Ao todo, sete estados – Amazonas, Minas Gerais, Maranhão, Bahia, Rio de Janeiro, Mato Grosso do Sul e Ceará – apresentaram pôsteres e ações dos seus comitês que vão desde simples emissões documentais até iniciativas que envolvem comunidades em bairros mais distantes, como o povo quilombola. Todas as iniciativas têm apoio das Arpens estaduais.

No caso de Manaus, no Amazonas, há 67 comunidades na zona rural que ficam no entorno da capital, além de comunidades situadas à beira do rio Amazonas e à beira do Rio Negro, incluindo nelas uma comunidade indígena do Rio Cuieiras. Graça Prola, subsecretária de políticas afirmativas para mulheres e direitos humanos da Secretaria Municipal de Assistência Social e Cidadania (SEMASC), e coordenadora do comitê municipal pela erradicação do sub-registro civil de nascimento e implementação do acesso à documentação básica no município de Manaus-AM, explica que no dia 13 de abril, o comitê municipal estará presente na Colônia Antônio Aleixo, um bairro distante do centro da cidade, estigmatizado porque parte da população é acometida de hanseníase.
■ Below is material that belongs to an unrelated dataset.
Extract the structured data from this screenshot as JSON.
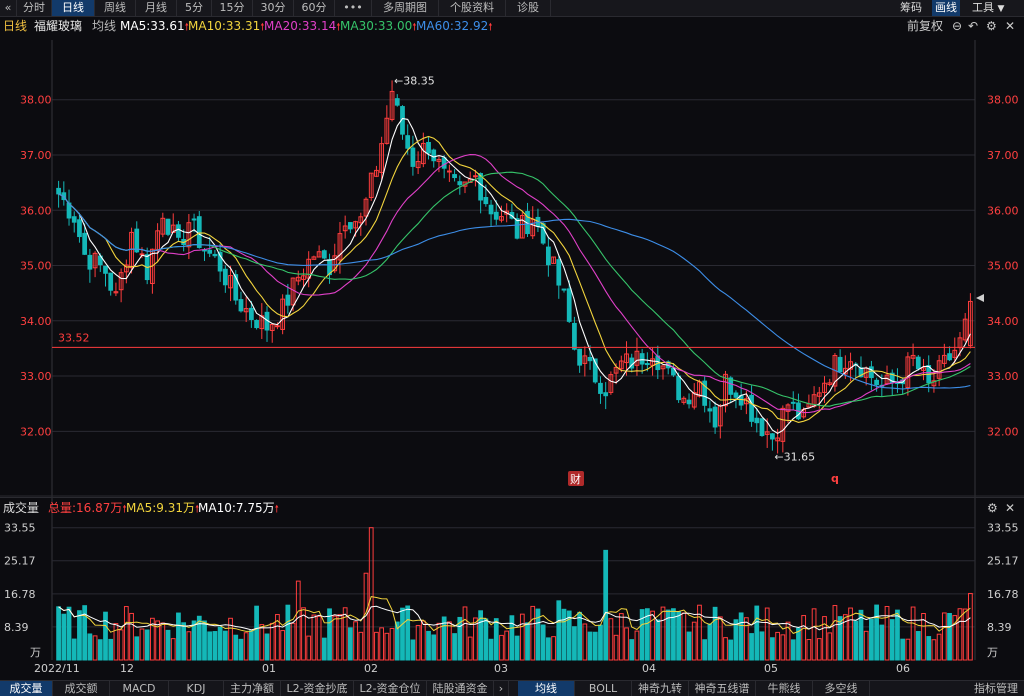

“A Arpen/AM vai participar com cartórios da cidade e a defensoria pública com os defensores para resolver alguma questão que seja de registro tardio ou outras ocorrências. Mas a Arpen/AM é parceira não só do comitê participante, mas da prefeitura municipal de Manaus. A Arpen/AM é parceira desde 2021 quando o comitê foi reativado”, esclareceu a subsecretária.

No Estado da Bahia, as ações do comitê foram apresentadas por Maria Fernanda Cruz, coordenadora de promoção e cidadania de direitos humanos da secretaria de Justiça e direitos humanos do estado da Bahia, e coordenadora do comitê gestor do estado da Bahia de registro civil e documentação básica. Segundo ela, a parceria com a Arpen/BA tem sido fundamental para erradicação do sub-registro, principalmente pelas ações que são feitas de modo totalmente presencial.

“Ele [cidadão] sai dali com vários documentos, não só os documentos, mas às vezes a vacinação regularizada, os encaminhamentos da área de saúde, um encaminhamento de um outro programa social como cadastro único, bolsa família. Tem sido um ponto de partida. Sem a participação da Arpen/BA a ação não seria completa. Sempre priorizamos a parceria com os cartórios, mas essa ação presencial começou em 2023”, contou a coordenadora.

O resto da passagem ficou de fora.